Non-geodesically-convex optimization in the Wasserstein space
Hoang Phuc Hau Luu, Hanlin Yu, Bernardo Williams, Petrus Mikkola, Marcelo Hartmann, Kai Puolamäki, Arto Klami
TL;DR
This work studies optimization over the Wasserstein space $\mathcal{P}_2(\mathbb{R}^d)$ for a non geodesically convex objective $\mathcal{F}(\mu)=\mathcal{E}_{F}(\mu)+\mathscr{H}(\mu)$ with $F=G-H$ DC and $\mathscr{H}$ convex along generalized geodesics. It introduces a semi Forward-Backward Euler scheme that alternates a forward step on the DC concave part and a backward JKO step on the convex part, exploiting Brenier maps to obtain convergence guarantees even when $F$ is nonconvex. The authors establish asymptotic and nonasymptotic rates for the Wasserstein gradient mapping and Fréchet subdifferentials, and show global convergence under a Łojasiewicz-type inequality with explicit rates in three regimes of the exponent $\theta$, plus KL-based convergence when $\mathscr{H}$ is the negative entropy.
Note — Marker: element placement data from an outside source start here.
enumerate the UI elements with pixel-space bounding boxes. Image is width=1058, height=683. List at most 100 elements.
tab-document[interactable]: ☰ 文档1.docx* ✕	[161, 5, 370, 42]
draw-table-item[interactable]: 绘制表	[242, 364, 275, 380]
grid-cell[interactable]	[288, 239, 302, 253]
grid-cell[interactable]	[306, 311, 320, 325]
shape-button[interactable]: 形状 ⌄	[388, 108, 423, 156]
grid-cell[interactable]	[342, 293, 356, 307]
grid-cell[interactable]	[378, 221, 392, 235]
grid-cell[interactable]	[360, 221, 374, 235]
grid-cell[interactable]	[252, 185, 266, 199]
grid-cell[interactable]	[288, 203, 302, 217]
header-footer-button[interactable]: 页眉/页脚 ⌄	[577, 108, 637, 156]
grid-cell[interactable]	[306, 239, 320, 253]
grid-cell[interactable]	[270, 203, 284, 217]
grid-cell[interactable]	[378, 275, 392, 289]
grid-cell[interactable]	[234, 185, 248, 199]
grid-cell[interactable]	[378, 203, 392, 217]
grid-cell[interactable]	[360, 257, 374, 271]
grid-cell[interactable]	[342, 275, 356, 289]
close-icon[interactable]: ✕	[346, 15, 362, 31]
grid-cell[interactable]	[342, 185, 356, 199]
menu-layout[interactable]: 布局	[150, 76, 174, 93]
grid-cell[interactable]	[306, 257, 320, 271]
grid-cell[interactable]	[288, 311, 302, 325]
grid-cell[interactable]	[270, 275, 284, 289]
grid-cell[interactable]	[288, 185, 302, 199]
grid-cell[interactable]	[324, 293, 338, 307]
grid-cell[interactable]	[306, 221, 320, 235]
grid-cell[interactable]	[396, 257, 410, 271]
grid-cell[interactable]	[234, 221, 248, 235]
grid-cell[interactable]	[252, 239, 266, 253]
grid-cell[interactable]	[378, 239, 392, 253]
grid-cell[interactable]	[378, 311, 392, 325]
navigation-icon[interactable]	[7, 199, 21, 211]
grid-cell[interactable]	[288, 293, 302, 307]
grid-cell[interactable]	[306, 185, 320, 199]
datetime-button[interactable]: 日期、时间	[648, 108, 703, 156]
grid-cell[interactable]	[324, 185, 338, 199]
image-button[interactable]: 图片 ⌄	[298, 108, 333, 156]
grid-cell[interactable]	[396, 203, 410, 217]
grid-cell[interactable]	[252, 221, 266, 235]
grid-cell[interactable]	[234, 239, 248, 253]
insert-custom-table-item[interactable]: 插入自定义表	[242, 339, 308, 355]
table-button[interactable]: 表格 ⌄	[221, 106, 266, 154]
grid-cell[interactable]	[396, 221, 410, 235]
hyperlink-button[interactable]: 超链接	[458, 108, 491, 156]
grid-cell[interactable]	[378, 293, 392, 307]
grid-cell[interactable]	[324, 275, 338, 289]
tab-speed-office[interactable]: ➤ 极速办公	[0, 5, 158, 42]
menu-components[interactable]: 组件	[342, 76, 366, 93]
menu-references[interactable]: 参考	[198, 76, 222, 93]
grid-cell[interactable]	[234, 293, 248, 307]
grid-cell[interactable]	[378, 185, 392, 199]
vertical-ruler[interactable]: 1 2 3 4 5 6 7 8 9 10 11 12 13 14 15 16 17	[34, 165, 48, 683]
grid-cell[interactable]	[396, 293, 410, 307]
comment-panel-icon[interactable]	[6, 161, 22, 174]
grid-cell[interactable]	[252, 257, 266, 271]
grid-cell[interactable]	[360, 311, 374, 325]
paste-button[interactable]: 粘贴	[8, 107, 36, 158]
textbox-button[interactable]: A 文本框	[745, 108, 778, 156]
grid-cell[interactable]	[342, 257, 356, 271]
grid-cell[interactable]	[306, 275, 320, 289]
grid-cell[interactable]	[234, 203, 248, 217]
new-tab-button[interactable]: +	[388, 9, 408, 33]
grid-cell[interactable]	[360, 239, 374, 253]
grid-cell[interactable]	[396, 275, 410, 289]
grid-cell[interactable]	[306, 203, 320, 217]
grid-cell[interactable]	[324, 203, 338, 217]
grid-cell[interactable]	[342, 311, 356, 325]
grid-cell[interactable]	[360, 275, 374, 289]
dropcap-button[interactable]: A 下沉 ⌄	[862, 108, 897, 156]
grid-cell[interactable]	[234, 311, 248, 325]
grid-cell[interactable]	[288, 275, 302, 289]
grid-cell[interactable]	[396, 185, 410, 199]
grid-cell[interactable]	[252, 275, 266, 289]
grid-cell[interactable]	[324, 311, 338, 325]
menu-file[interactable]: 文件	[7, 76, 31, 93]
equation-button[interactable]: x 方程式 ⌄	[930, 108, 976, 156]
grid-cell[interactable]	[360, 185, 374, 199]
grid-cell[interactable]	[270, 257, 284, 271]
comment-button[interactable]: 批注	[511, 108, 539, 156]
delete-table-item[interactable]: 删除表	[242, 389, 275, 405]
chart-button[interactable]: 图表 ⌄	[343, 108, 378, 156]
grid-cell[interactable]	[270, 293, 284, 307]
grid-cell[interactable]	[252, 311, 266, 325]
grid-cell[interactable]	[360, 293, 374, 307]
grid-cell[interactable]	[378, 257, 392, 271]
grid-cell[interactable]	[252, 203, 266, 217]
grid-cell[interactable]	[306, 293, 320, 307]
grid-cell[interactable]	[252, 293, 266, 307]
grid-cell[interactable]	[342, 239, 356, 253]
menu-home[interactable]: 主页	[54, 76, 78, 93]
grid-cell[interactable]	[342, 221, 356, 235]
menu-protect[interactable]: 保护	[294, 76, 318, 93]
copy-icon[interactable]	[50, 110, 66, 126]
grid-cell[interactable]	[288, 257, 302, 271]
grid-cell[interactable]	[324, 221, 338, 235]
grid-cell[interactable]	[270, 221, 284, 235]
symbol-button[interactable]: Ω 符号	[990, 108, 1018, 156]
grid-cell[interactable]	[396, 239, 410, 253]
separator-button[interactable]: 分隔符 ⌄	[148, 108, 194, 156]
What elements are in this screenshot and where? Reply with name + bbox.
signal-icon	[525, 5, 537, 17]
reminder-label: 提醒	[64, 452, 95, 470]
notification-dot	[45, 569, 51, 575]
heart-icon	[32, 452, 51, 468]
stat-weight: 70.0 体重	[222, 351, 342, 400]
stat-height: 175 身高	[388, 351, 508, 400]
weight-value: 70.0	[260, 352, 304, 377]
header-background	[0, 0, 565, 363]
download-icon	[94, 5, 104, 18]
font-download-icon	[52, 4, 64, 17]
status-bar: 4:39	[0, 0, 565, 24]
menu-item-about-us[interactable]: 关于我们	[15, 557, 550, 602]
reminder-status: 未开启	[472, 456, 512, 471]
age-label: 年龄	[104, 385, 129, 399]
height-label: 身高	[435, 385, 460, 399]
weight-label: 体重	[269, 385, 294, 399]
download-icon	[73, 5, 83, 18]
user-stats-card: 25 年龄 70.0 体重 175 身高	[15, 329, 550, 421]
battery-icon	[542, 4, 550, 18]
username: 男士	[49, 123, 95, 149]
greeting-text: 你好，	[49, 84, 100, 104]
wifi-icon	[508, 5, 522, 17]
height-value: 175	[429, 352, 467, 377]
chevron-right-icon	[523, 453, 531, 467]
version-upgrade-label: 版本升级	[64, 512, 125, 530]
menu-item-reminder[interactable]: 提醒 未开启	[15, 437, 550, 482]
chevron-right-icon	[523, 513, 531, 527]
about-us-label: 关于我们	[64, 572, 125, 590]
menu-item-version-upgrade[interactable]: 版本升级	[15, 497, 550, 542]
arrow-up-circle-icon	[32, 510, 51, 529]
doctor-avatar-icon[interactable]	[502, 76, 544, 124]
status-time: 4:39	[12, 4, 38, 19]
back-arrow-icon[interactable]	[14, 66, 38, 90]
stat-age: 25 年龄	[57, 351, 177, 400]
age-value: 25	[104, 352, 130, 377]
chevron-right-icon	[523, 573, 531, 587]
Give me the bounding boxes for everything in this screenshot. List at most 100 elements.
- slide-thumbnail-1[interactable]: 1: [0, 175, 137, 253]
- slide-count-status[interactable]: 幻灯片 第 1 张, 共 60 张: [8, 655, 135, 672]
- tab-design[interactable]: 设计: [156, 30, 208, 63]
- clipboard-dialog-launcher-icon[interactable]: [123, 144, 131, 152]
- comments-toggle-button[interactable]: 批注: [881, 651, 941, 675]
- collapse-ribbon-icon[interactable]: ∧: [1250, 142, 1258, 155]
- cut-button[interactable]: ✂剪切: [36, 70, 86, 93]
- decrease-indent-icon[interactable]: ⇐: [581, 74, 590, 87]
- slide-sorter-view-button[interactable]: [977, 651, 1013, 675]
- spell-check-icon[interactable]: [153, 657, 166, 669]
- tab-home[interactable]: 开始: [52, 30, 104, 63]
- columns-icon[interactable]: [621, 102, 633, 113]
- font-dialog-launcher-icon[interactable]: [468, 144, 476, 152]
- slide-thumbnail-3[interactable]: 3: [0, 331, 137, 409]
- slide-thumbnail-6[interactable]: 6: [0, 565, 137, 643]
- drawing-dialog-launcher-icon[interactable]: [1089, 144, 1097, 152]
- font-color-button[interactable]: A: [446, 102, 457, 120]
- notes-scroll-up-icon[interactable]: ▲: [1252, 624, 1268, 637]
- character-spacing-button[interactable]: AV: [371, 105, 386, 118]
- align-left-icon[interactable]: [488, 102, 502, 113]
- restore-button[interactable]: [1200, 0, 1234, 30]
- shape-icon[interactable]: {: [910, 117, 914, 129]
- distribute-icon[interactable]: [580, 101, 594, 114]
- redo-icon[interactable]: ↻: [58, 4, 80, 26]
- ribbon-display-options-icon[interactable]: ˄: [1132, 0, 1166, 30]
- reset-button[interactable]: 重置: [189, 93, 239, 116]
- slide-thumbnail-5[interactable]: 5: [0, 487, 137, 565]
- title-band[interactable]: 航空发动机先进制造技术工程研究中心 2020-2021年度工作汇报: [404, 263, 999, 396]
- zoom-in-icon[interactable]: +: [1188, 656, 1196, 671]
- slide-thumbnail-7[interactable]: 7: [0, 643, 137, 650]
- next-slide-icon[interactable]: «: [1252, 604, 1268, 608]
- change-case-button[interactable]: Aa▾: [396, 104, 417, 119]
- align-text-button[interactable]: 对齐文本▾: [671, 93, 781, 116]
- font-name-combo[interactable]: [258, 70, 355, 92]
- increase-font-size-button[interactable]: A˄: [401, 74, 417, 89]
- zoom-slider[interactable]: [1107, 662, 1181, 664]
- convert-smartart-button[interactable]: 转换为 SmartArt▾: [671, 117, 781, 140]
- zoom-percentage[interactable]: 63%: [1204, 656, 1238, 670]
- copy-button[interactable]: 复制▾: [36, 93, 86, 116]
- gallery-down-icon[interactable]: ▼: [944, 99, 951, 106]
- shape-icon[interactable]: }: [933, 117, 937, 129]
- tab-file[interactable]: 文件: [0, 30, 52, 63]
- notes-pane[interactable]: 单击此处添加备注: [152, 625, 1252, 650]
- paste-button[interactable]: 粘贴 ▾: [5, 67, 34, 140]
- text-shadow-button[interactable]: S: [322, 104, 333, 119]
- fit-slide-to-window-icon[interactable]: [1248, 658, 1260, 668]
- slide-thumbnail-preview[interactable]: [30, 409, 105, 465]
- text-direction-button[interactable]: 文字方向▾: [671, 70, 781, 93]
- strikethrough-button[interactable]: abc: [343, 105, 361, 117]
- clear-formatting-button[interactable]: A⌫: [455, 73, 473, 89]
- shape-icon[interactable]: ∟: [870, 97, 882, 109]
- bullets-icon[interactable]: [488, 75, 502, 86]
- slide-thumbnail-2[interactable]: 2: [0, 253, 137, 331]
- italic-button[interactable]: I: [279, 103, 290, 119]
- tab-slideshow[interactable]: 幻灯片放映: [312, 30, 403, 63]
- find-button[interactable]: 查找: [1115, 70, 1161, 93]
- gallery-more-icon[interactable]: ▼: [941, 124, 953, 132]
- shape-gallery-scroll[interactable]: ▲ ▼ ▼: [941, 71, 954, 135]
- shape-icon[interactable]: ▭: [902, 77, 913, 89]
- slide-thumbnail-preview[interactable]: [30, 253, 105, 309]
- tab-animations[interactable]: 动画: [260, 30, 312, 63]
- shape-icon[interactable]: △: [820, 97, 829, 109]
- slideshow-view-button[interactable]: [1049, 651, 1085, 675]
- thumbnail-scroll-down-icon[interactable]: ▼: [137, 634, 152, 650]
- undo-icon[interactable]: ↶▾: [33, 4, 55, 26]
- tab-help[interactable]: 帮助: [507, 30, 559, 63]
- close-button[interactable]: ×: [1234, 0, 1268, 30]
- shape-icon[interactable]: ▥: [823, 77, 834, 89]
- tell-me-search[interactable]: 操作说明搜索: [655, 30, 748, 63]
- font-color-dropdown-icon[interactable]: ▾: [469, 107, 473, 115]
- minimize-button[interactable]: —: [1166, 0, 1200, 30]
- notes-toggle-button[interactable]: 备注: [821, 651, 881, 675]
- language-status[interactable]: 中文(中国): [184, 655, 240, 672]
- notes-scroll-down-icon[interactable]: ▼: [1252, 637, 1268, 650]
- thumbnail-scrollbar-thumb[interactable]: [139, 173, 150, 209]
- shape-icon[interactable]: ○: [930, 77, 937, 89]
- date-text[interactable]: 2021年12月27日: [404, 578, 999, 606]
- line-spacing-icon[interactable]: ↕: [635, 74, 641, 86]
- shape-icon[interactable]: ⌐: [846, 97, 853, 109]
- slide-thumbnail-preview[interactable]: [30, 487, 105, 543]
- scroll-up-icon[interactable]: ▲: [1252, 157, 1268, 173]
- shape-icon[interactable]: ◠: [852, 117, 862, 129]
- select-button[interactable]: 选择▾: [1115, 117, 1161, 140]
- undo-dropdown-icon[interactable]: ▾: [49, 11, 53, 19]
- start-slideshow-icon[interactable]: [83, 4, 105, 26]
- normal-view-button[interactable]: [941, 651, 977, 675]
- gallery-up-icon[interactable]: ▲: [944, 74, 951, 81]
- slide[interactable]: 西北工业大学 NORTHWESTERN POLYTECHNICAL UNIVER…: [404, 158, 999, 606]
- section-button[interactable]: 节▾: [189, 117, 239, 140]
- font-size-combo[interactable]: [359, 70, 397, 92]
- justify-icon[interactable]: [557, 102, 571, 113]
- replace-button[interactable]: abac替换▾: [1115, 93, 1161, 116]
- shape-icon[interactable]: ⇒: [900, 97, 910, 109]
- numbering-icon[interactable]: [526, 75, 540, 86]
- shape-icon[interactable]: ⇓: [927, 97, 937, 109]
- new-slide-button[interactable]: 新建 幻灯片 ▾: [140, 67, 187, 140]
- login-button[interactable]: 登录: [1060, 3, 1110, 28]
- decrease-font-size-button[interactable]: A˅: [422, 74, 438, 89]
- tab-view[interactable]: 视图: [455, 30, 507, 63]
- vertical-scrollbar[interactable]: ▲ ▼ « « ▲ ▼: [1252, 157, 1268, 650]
They also provide practical transport-map based implementations using input convex neural networks and illustrate the approach on nonconvex sampling tasks such as Gaussian mixtures and distance-to-set priors.
Abstract
We study a class of optimization problems in the Wasserstein space (the space of probability measures) where the objective function is nonconvex along generalized geodesics. Specifically, the objective exhibits some difference-of-convex structure along these geodesics. The setting also encompasses sampling problems where the logarithm of the target distribution is difference-of-convex. We derive multiple convergence insights for a novel semi Forward-Backward Euler scheme under several nonconvex (and possibly nonsmooth) regimes. Notably, the semi Forward-Backward Euler is just a slight modification of the Forward-Backward Euler whose convergence is -- to our knowledge -- still unknown in our very general non-geodesically-convex setting.